On Friday, Aug. 9, the Maine Connectivity Authority approved a grant of $6 million to Lincoln County for the construction of fiber broadband internet in a project expected to bring internet service to residents across the county – including some who historically have not been able to get internet service at their homes.
“This is probably the most exciting thing since cable TV came in to any of these towns,” said Evan Goodkowsky, broadband infrastructure consultant for Coastal Maine Regional Broadband, a regional partner of the Maine Connectivity Authority.
In partnership with internet utility provider Consolidated Communications, LLC., the project is slated to impact 14,436 homes and businesses in 10 Lincoln County communities: Alna, Boothbay, Boothbay Harbor, Dresden, Edgecomb, Nobleboro, Southport, Waldoboro, Whitefield, and Wiscasset, and Woolwich, in Sagadahoc county.

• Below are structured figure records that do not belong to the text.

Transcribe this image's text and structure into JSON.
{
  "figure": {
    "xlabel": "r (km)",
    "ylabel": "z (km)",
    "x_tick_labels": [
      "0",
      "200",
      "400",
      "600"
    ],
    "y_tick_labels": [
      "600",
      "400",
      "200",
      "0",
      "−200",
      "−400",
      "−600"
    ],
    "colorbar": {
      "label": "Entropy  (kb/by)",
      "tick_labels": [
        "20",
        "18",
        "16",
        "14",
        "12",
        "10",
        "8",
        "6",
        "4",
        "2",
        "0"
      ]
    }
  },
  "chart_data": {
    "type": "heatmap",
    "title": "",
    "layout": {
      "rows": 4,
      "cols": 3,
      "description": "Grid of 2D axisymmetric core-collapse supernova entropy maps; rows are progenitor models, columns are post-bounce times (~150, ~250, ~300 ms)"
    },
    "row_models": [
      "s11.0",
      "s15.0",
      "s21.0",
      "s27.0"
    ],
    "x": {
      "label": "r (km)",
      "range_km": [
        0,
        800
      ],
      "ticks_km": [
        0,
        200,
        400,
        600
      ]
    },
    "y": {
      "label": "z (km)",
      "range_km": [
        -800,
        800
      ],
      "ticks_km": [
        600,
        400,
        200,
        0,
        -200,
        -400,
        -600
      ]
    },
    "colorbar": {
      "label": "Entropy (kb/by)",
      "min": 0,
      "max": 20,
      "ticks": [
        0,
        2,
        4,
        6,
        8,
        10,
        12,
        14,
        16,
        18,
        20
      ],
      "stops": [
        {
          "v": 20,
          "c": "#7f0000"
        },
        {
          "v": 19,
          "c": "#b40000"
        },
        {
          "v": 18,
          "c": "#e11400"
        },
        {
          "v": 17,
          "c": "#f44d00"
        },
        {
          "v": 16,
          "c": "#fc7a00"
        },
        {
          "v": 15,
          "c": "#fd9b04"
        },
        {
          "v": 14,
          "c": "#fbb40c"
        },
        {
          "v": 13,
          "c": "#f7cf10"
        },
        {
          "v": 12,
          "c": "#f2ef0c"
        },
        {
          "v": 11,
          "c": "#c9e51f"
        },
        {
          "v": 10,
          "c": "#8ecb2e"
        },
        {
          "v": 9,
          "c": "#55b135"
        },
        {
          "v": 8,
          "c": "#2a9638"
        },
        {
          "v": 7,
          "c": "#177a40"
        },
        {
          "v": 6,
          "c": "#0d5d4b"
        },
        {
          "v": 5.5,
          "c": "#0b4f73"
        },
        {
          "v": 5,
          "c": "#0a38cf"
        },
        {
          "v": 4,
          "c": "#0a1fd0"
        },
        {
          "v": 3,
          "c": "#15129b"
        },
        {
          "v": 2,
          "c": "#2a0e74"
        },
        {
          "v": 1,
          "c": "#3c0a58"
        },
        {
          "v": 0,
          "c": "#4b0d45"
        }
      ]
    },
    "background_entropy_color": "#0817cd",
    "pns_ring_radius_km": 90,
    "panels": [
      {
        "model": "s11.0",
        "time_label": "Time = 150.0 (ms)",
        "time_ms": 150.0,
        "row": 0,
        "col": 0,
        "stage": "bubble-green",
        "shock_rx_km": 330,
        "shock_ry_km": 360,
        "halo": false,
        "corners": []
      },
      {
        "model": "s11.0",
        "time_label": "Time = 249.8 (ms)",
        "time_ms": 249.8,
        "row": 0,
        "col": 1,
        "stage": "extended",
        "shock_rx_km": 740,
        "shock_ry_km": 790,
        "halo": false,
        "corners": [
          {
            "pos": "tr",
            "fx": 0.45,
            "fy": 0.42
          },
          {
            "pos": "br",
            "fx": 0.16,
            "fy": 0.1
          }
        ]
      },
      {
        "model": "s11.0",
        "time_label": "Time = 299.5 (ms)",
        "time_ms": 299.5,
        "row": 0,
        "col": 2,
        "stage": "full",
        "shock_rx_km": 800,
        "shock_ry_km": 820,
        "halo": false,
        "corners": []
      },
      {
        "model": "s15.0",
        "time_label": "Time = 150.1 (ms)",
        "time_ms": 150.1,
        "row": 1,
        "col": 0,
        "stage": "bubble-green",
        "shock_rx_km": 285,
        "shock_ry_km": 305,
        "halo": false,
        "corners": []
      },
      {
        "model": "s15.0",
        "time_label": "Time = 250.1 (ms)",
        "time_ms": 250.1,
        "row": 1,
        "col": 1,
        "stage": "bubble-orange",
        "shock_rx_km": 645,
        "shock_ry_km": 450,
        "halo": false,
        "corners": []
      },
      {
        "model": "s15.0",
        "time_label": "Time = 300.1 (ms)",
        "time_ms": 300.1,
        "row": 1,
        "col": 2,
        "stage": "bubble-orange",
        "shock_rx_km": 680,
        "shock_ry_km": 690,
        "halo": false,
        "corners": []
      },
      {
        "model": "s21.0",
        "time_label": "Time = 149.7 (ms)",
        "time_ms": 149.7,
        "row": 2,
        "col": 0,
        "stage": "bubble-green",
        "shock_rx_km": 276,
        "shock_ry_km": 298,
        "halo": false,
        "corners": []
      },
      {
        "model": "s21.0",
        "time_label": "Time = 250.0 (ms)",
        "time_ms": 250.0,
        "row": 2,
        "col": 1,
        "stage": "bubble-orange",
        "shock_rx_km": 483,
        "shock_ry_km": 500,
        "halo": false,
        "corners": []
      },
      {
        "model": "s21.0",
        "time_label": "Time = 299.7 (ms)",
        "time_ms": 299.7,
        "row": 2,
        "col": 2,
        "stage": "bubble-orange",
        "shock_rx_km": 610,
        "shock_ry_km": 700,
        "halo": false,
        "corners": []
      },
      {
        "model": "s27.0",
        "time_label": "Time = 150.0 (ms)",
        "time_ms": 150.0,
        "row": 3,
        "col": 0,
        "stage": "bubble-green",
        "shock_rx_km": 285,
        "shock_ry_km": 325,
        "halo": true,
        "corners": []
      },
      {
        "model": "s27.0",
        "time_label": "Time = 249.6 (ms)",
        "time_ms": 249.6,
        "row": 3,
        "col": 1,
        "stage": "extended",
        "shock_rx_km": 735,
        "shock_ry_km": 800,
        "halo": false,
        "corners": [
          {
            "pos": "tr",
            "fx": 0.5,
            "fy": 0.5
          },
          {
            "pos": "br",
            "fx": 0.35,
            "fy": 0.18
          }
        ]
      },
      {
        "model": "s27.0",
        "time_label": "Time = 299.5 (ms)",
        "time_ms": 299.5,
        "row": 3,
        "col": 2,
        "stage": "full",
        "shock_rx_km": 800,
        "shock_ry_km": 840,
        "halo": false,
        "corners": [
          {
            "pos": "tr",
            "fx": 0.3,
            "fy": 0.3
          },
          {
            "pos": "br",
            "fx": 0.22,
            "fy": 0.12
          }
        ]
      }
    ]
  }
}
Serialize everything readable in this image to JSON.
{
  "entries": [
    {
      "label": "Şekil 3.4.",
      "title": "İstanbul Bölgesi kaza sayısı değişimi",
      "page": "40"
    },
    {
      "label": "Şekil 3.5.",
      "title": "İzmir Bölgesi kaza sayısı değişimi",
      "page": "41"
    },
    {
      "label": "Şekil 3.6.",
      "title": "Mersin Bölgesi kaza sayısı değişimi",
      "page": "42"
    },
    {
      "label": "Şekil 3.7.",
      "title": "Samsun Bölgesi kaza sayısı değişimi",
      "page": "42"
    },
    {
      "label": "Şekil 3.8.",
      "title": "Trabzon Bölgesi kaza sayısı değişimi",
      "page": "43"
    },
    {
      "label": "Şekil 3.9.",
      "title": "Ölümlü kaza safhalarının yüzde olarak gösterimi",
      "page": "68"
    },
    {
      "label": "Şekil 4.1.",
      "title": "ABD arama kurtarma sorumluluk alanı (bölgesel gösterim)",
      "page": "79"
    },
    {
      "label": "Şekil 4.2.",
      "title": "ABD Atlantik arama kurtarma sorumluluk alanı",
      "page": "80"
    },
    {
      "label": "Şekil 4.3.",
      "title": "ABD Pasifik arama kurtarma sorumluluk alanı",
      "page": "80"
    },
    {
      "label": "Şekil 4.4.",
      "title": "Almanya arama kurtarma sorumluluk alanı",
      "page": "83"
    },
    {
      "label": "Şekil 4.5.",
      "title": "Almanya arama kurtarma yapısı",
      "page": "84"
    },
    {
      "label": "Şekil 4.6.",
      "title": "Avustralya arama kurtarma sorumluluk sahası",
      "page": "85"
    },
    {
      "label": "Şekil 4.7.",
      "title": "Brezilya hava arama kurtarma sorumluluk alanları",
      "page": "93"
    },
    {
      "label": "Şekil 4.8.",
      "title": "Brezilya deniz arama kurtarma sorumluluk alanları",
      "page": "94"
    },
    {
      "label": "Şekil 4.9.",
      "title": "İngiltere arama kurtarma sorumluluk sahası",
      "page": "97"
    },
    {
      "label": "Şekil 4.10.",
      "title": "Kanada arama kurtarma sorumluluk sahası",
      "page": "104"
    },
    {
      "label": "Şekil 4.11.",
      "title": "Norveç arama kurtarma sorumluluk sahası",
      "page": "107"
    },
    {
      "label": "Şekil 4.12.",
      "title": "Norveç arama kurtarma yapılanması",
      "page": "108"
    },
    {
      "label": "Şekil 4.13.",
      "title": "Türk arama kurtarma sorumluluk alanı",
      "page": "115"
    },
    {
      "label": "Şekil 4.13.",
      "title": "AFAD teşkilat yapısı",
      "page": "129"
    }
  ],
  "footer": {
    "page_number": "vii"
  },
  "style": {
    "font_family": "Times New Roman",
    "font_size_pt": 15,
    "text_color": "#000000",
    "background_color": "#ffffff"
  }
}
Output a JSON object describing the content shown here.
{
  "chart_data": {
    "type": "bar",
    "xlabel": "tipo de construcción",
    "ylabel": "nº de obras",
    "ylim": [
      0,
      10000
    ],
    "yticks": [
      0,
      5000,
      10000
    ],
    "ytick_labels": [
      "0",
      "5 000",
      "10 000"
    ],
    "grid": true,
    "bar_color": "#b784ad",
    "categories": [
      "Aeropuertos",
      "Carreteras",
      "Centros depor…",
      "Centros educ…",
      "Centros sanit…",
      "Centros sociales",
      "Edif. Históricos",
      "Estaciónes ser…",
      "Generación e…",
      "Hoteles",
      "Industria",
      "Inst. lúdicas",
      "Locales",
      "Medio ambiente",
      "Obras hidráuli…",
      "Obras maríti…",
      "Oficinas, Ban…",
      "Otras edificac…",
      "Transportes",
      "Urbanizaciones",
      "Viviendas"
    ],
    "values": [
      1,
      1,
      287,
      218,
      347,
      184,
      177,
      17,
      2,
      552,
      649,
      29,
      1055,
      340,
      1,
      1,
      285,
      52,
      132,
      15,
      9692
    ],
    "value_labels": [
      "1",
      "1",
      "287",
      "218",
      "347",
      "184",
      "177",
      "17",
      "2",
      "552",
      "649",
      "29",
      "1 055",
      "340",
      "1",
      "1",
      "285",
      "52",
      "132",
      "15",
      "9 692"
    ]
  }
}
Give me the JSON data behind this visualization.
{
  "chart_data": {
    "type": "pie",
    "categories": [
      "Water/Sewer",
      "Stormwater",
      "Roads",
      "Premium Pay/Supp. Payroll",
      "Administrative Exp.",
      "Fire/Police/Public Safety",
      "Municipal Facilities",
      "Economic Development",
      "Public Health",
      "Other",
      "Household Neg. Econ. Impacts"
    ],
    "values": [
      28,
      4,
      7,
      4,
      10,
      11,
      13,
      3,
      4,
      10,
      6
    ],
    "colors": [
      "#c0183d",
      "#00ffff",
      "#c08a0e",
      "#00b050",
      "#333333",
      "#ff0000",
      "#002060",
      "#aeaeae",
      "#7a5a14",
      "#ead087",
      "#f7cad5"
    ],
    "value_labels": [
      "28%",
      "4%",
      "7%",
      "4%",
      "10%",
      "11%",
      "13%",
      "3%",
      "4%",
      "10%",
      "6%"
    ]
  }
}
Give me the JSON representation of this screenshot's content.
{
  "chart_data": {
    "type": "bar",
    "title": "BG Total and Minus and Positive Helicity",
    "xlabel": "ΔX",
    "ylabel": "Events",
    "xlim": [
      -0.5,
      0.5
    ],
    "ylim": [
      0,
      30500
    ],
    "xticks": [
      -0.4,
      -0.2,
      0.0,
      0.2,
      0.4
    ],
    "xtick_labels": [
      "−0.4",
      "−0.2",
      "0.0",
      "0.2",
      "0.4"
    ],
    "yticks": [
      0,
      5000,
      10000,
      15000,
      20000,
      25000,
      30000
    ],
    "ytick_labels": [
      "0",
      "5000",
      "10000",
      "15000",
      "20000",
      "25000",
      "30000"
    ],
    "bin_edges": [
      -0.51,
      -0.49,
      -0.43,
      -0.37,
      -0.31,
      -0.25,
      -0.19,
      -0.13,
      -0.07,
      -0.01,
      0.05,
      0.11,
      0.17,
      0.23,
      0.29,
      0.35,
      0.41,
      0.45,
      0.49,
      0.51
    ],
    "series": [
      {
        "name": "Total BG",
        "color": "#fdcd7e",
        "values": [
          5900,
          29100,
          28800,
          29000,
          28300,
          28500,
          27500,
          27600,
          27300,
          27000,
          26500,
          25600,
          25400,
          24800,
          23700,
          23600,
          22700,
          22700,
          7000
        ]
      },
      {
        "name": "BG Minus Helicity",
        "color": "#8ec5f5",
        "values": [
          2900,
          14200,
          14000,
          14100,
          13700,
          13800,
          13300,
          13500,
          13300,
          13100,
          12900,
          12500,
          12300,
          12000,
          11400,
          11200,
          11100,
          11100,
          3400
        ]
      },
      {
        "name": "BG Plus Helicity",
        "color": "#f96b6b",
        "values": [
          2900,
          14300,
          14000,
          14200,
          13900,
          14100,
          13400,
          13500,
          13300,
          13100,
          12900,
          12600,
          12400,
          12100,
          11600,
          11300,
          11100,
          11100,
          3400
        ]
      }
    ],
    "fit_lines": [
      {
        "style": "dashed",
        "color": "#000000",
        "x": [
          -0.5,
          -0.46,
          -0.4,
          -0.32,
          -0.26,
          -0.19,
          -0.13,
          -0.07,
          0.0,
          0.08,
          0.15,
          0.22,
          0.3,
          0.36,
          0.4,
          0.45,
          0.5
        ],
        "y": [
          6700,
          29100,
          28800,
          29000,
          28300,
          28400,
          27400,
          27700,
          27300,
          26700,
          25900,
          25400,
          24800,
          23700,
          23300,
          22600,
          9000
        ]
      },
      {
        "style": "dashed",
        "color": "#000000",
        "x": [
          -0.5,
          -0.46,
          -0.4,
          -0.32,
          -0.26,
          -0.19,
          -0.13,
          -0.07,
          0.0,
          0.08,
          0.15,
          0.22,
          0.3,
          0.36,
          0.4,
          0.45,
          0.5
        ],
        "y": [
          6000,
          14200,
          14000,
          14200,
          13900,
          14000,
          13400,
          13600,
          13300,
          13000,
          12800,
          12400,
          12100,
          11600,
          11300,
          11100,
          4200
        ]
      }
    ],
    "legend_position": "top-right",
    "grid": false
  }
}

The $6 million grant will supplement $24,309,864 in matching funds from public and private sources, according to the Maine Connectivity Authority.
This match consists of about $21 million pledged by Consolidated Communications and a range of contributions from the county and individual municipalities involved in the project.
There are still contracts to be signed among the major players, Goodkowsky said, including the county, Maine Connectivity Authority, and Consolidated Communications, but the announcement of the grant funding was the last major hurdle standing between the involved communities and fiber broadband, Goodkowsky said.
Goodkowsky said construction is expected to begin in 2025.
“We will do a bigger rollout, and more announcements, soon,” Goodkowsky said. He identified communicating the news about the project and encouraging homeowners to sign up as next steps.
Goodkowsky said the announcement was the culmination of a years-long effort from municipalities, broadband committees, and county planners to bring broadband further throughout the region.
The development will raise property values, he said, and change day-to-day life for those impacted.
Some historically underserved, rural towns, like Somerville, which is not one of the communities involved in the grant, have opted to construct their own municipal broadband networks in recent years. According to the Somerville Municipal Broadband Board, their work is necessary because utilities like Consolidated Communications have historically declined to provide internet services to their residents.
Construction on Somerville’s municipal broadband network is expected to finish this fall or winter, according to the board.
Goodkowsky said, in his opinion, the county’s collaboration with Consolidated Communications would not pose a threat to municipal broadband services like Somerville’s.
For other Lincoln County communities currently unserved by broadband, Goodkowsky said, the project will have a huge impact.
“Those people have had no options. Some of them have not really been able to take advantage of anything on the internet at all,” he said. “It’s going to change those peoples’ lives, big time.”
(Correction: An earlier version of this article online and on page 1 of the Aug. 15 edition failed to mention the towns of Boothbay Harbor and Southport were among the Lincoln County towns included in the broadband grant award from the Maine Connectivity Authority. The Lincoln County News regrets this error.)